Musically the album is somewhat split into two (unequal) halves. The first part of the album focusing more on the electronic beats and textures, and the latter half being more experimental, and a bit heavier. What is consistent though is by and large the guitars and bass take a backseat to the keys and electronics, and of course the vocals. Einar’s vocals are very front and center to each song, usually pushing into the upper scales of his vocal range, often going into a falsetto and reminding me more than a little bit of Thom Yorke. Besides the electronics, what is also clear is the emphasis on strings and percussion. Drummer Baard Kolstad shines throughout and uses his full range of skills. Very often the drumming is light, barely tapping a snare, or brushing a cymbal, only to then be called upon to be positively thunderous in his attack of the set. His work is one of the highlights of the album. As for the strings, they are frequently present, both in the many calmer moments, but in some of the louder as well, and act often as a melodic glue and CenterPoint to the music.
The tone of the album grows a bit darker and more aggressive as it goes, “Alleviate” is a prime example of this. The song builds in tension and aggression as the helpless feelings and inevitable crash comes through the lyrics. The vocals are pained and wracked with mental torment and emotion, and the song is one that will grip the listener from the first playthrough. “Distant Bells” takes a different approach, beginning mostly with piano and cello. The electric component is held in reserve for the first half of the song, with the vocals carrying the weight of melody, before the inevitable electric beats, and the heavy guitar comes back.
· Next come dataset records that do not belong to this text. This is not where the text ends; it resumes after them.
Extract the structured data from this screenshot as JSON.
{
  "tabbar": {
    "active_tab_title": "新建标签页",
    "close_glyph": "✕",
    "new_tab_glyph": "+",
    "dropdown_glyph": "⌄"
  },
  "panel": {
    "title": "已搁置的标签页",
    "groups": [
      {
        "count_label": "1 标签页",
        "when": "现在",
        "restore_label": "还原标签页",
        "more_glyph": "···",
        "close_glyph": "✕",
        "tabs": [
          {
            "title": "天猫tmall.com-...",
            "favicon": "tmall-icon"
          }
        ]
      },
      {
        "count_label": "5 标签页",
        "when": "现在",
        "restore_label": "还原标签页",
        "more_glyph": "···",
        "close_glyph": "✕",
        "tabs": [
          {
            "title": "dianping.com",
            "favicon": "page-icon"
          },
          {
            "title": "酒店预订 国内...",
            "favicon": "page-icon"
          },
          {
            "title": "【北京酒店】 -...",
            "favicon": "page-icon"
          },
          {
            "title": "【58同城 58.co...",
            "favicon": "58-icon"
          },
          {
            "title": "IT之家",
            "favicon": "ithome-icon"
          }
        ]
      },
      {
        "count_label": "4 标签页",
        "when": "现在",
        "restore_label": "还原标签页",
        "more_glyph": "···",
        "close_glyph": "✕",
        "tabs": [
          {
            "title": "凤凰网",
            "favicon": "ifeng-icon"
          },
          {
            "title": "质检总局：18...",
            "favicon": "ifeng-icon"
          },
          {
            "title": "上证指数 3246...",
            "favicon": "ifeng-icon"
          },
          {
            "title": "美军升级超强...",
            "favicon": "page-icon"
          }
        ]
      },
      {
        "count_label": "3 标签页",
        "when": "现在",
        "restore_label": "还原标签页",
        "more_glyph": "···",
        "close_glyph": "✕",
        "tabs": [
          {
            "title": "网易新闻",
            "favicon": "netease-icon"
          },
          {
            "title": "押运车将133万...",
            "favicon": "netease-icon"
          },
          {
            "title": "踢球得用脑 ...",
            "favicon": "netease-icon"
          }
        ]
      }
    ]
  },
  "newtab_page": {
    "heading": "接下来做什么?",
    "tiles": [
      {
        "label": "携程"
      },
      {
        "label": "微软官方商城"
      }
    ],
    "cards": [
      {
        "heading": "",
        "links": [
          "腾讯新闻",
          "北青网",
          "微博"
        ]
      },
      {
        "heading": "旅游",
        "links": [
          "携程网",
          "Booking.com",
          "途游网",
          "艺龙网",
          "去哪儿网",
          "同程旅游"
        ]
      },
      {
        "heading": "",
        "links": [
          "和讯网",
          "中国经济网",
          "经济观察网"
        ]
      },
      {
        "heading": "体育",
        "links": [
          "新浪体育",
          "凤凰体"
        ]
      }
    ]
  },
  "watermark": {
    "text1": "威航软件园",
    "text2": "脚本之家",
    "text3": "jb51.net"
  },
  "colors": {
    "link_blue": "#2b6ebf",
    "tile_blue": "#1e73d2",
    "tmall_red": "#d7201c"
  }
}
The final two songs couldn’t be much different from each other, the first “Foreigner” is short, a little over 3 minutes, and the most straightforward metal sounding song on the album. The last song “The Sky Is Red” is over 11 minutes and the most experimental track. “Foreigner” is one of my favorites on the album, by and large, because they ditched the pattern of soft electronics into loud, and went straight for the throat from the very beginning. Lyrically it’s very pure and painful ‘It’s a fight to stay alive/it’s a fight against myself’ make up the main chorus as the journey into depression gets worse. In the end, the music and vocals build, and end with ‘a fight against myself’ screamed in agony. It’s gutting, and utterly satisfying at the same time.
“The Sky Is Red” finishes the album off, I won’t go into minute detail through the whole song, but the band brought in a choir to vocalize over the top of the music; and offbeat, seemingly random time changes in the drumming, coupled with the swirling guitars make for a deliberately disorienting, anxious feel and atmosphere. As I mentioned earlier, it is the longest song on the album, and it takes advantage of that fact, with a lengthy middle section of quiet moments and strings. The songs bounce back and forth more than previously between acoustic instruments, electronics, and sudden slashes of an electric guitar. It is perhaps a daring, and certainly unusual, closer, but perfectly fitting as well.
‘Pitfalls’ is certainly not the album anyone expected Leprous to deliver this year. But it is one that they seem meant to have made and, for themselves as a band and as individuals, needed to make at this point in time. It is starkly honest, at times hauntingly beautiful and emotional, and at other times perhaps a bit puzzling, but always well-executed and purposeful. This is an album that will likely take a bit of time to really get into, but as a wise man has said; “your patience will be rewarded.”